The obvious model for this otherwise suburban-set portrait is “The Sopranos,” focusing on the domestic side of a business that you’d never guess involved getting rich off of drug trafficking, prostitution, extortion, and so on. Apart from the occasional good-natured argument with his wife (played by Travolta’s real-life wife Kelly Preston) and a general tough-love approach to parenthood, their protagonist comes across like a respectable family man — to the extent that when one of his kids is tragically killed while playing in the street, a grief-stricken Gotti bites his knuckles in the hospital hallway, and later sees to the reckless driver’s permanent disappearance.

Apparently, Junior has nothing but respect for his dad, coping with bullying from fellow cadets at the New York Military Academy (boo hoo), before later deciding to follow in the family business. Despite constant on-screen indicators of the date and location of various scenes, there’s an overall incoherence to the film’s structure, reinforced by the ridiculous age differences between actors. Eventually, Gotti’s crimes will catch up with him, of course, but his fall, when it comes, feels weirdly anti-dramatic, as does the way he copes with brother Angelo Ruggiero (Pruitt Taylor Vince) making an unsanctioned hit — no comparison to the infamous Fredo fishing scene of “The Godfather: Part II.”

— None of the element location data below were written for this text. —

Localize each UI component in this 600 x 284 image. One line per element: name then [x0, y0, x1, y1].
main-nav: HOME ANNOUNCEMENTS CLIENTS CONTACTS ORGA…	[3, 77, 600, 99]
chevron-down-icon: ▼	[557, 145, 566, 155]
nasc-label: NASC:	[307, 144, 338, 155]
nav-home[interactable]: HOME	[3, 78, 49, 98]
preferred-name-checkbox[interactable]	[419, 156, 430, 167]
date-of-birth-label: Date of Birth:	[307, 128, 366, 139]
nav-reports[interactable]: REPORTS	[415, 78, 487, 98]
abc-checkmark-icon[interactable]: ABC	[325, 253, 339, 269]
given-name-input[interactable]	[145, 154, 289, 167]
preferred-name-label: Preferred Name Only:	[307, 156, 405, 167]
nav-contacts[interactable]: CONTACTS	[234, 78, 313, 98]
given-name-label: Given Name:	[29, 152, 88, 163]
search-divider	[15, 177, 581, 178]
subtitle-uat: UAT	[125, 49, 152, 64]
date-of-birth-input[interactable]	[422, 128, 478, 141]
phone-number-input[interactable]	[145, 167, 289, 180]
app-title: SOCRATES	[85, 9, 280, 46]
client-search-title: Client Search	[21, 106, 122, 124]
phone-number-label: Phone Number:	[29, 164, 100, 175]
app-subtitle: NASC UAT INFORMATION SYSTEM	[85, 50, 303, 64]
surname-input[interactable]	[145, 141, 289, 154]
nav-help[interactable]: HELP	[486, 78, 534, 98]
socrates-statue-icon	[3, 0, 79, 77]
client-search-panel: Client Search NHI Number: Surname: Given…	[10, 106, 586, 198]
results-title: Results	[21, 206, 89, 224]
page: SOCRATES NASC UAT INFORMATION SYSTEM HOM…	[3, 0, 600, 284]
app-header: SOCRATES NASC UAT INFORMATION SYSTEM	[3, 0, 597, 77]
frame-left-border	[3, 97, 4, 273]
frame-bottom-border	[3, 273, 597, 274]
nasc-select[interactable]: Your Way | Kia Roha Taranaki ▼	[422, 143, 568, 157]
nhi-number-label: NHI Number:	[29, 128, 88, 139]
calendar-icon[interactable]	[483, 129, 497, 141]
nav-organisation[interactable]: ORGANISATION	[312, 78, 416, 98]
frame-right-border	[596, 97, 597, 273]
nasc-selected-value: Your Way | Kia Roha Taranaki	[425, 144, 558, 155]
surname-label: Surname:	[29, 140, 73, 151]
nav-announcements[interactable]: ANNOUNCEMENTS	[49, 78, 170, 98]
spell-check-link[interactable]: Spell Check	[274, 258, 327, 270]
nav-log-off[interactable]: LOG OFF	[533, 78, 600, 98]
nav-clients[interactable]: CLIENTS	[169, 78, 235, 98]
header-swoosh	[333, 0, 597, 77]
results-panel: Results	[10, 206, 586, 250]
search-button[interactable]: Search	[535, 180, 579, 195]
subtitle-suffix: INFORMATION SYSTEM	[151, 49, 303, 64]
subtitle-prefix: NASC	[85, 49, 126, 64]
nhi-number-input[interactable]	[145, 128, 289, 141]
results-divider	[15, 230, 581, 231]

While not quite hagiographic, the film certainly flatters the “Dapper Don.” Elegantly dressed, standing proudly erect in court, face fixed in a defiant scowl, Travolta is frequently shot from low angles, holding the pose. His performance ain’t lousy, but the movie that surrounds it is, and it’s almost laughable to see this iconic star trying so hard on behalf of a movie that is so clearly compromised in its intentions.

Unlike “Battlefield Earth,” the earnest awfulness of which could be blamed on Travolta’s involvement in Scientology, “Gotti” has a stink of sleaze about it. No wonder Lionsgate planned to quietly dump the movie on-demand (the producers eventually bought it back to spare it the indignity, negotiating with MoviePass for a wide release on June 15). Now, thanks to a lapse in judgment on the Cannes programmers’ part, they can claim to have premiered at the world’s most prestigious film festival.